Tahlequah Daily Press

Local News

July 20, 2012

Homegrown goodness

TAHLEQUAH — Burgess Market has sold locally-grown fruits and vegetables in Tahlequah for 64 years.

When current owner Rhoda Burgess married into the family, she married into the family business, too. In the early years of the market, it was open only during the summer.

Burgess Market has been in the same location since Rhoda’s father-in-law, Ben, started the business back in 1948. Every spring, they’d open and continue to sell produce until crops were finished in the fall.

“The market started the year by bringing in the first crops from the garden that were ready – wild onions and watercress,” Rhoda said. “The market sold what was coming up in their garden.”

Her in-laws grew a lot of produce sold at the market. Rhoda said her husband, Bill, drove a truck and hauled vegetables up from Texas throughout the summer months, as well.

“They also bought produce from local people who would bring in their bushel or peck of what-have-you; then they would sell it to the local people,” Rhoda said. “A lot of people grew strawberries and brought them down here.”

She said the locals would sometimes barter, trading tomatoes for a watermelon, and things like that. Back then, the Burgesses would also trade for eggs and cream and would sell those to the dairy store in town.

“Bartering is what a lot of people did back then,” she said.

When Burgess Market first opened, it was considered to be out of the city limits. There was no building, only a shed in an open field. The land across the street from the business, on what is now Muskogee Avenue, was nothing but dirt.

“My husband parked the trucks there,” said Rhoda.

The building that currently houses the family market was built in 1965. Ben, founder of the family business, died in 1968. Mary Burgess, Ben’s wife and Bill’s mother, also worked the family market. When Mary’s husband died, her son Bill was already working the family market, so he was there to help his mother.

“She worked down here until she passed away, about 10 or 12 years after her husband died,” Rhoda said.

Bill’s two brothers and a sister also worked at the family market while growing up.

“Bill’s brothers and sister all worked here until they finished school and went into other professions,” said Rhoda.

In 2000, Bill Burgess past away, but Rhoda continues to run the family business.

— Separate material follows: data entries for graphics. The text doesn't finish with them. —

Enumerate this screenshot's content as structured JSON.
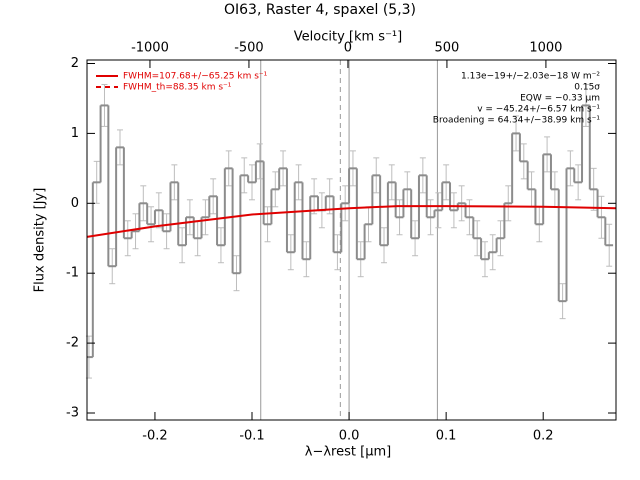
{
  "chart_data": {
    "type": "step",
    "title": "OI63, Raster 4, spaxel (5,3)",
    "xlabel": "λ−λrest [μm]",
    "ylabel": "Flux density [Jy]",
    "x2label": "Velocity [km s⁻¹]",
    "xlim": [
      -0.27,
      0.275
    ],
    "ylim": [
      -3.1,
      2.05
    ],
    "x2lim": [
      -1318,
      1354
    ],
    "xticks": [
      -0.2,
      -0.1,
      {
        "value": 0,
        "label": "0.0"
      },
      0.1,
      0.2
    ],
    "yticks": [
      2,
      1,
      0,
      -1,
      -2,
      -3
    ],
    "x2ticks": [
      -1000,
      -500,
      0,
      500,
      1000
    ],
    "x": [
      -0.268,
      -0.26,
      -0.252,
      -0.244,
      -0.236,
      -0.228,
      -0.22,
      -0.212,
      -0.204,
      -0.196,
      -0.188,
      -0.18,
      -0.172,
      -0.164,
      -0.156,
      -0.148,
      -0.14,
      -0.132,
      -0.124,
      -0.116,
      -0.108,
      -0.1,
      -0.092,
      -0.084,
      -0.076,
      -0.068,
      -0.06,
      -0.052,
      -0.044,
      -0.036,
      -0.028,
      -0.02,
      -0.012,
      -0.004,
      0.004,
      0.012,
      0.02,
      0.028,
      0.036,
      0.044,
      0.052,
      0.06,
      0.068,
      0.076,
      0.084,
      0.092,
      0.1,
      0.108,
      0.116,
      0.124,
      0.132,
      0.14,
      0.148,
      0.156,
      0.164,
      0.172,
      0.18,
      0.188,
      0.196,
      0.204,
      0.212,
      0.22,
      0.228,
      0.236,
      0.244,
      0.252,
      0.26,
      0.268
    ],
    "series": [
      {
        "name": "spectrum",
        "color": "#8c8c8c",
        "error_color": "#bdbdbd",
        "values": [
          -2.2,
          0.3,
          1.4,
          -0.9,
          0.8,
          -0.5,
          -0.4,
          0.0,
          -0.3,
          -0.1,
          -0.4,
          0.3,
          -0.6,
          -0.2,
          -0.5,
          -0.2,
          0.1,
          -0.6,
          0.5,
          -1.0,
          0.4,
          0.3,
          0.6,
          -0.3,
          0.2,
          0.5,
          -0.7,
          0.3,
          -0.8,
          0.1,
          -0.1,
          0.1,
          -0.7,
          0.0,
          0.5,
          -0.8,
          -0.3,
          0.4,
          -0.6,
          0.3,
          -0.2,
          0.2,
          -0.5,
          0.4,
          -0.2,
          -0.1,
          0.3,
          -0.1,
          0.0,
          -0.2,
          -0.5,
          -0.8,
          -0.7,
          -0.5,
          0.0,
          1.0,
          0.6,
          0.2,
          -0.3,
          0.7,
          0.2,
          -1.4,
          0.5,
          0.3,
          1.4,
          0.2,
          -0.2,
          -0.6
        ],
        "errors": [
          0.3,
          0.3,
          0.3,
          0.25,
          0.25,
          0.25,
          0.25,
          0.25,
          0.25,
          0.25,
          0.25,
          0.25,
          0.25,
          0.25,
          0.25,
          0.25,
          0.25,
          0.25,
          0.25,
          0.25,
          0.25,
          0.25,
          0.25,
          0.25,
          0.25,
          0.25,
          0.25,
          0.25,
          0.25,
          0.25,
          0.25,
          0.25,
          0.25,
          0.25,
          0.25,
          0.25,
          0.25,
          0.25,
          0.25,
          0.25,
          0.25,
          0.25,
          0.25,
          0.25,
          0.25,
          0.25,
          0.25,
          0.25,
          0.25,
          0.25,
          0.25,
          0.25,
          0.25,
          0.25,
          0.25,
          0.25,
          0.25,
          0.25,
          0.25,
          0.25,
          0.25,
          0.25,
          0.25,
          0.25,
          0.3,
          0.3,
          0.3,
          0.3
        ]
      }
    ],
    "fit": {
      "color": "#e00000",
      "x": [
        -0.27,
        -0.2,
        -0.1,
        0.0,
        0.05,
        0.1,
        0.2,
        0.275
      ],
      "values": [
        -0.48,
        -0.33,
        -0.16,
        -0.07,
        -0.04,
        -0.04,
        -0.05,
        -0.07
      ]
    },
    "vlines": [
      -0.091,
      0.0,
      0.091
    ],
    "dashed_vlines": [
      -0.009
    ],
    "legend": [
      {
        "name": "FWHM=107.68+/−65.25 km s⁻¹",
        "style": "solid",
        "color": "#e00000"
      },
      {
        "name": "FWHM_th=88.35 km s⁻¹",
        "style": "dashed",
        "color": "#e00000"
      }
    ],
    "annotations": [
      "1.13e−19+/−2.03e−18 W m⁻²",
      "0.15σ",
      "EQW = −0.33 μm",
      "v = −45.24+/−6.57 km s⁻¹",
      "Broadening = 64.34+/−38.99 km s⁻¹"
    ]
  }
}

She was a student at Northeastern State University when she met her husband. She was visiting the market to buy a watermelon, and he helped her with her purchase.

“He just about swept me off my feet. He was the most well-mannered and respectful person I’ve ever met,” Rhoda said, speaking of her late husband.

They dated a year before they married in 1968.

Rhoda became a school teacher, but worked summers at the market with Bill.

“When I had my daughter, Gayla, I started working here full-time,” Rhoda said. “All Burgess kids worked and helped down here.”

Her daughter still helps with canning and preserving what is grown in their garden.

“We hardly ever buy vegetables,” Rhoda said. “We can and freeze what we grow. If we want something, we already have it in the jar.”

Rhoda said the market is still an old-time store. There are chairs for people to sit on and visit among themselves. The building used to have a wood stove in the middle of it.

“Old men used to come in and sit around it, telling their stories,” Rhoda said. “I have had people come in and ask if this was still Burgess Market. They tell me they had come here as children. I like being down here, working here, seeing the people who come in.”

Today, Burgess Market is for sale. According to Rhoda, a few people have expressed interest in buying the place.

“If I had good health, I wouldn’t sell it,” said Rhoda.

But for now, she is keeping the tradition alive and still working the family market, selling fresh fruits and vegetables to local residents.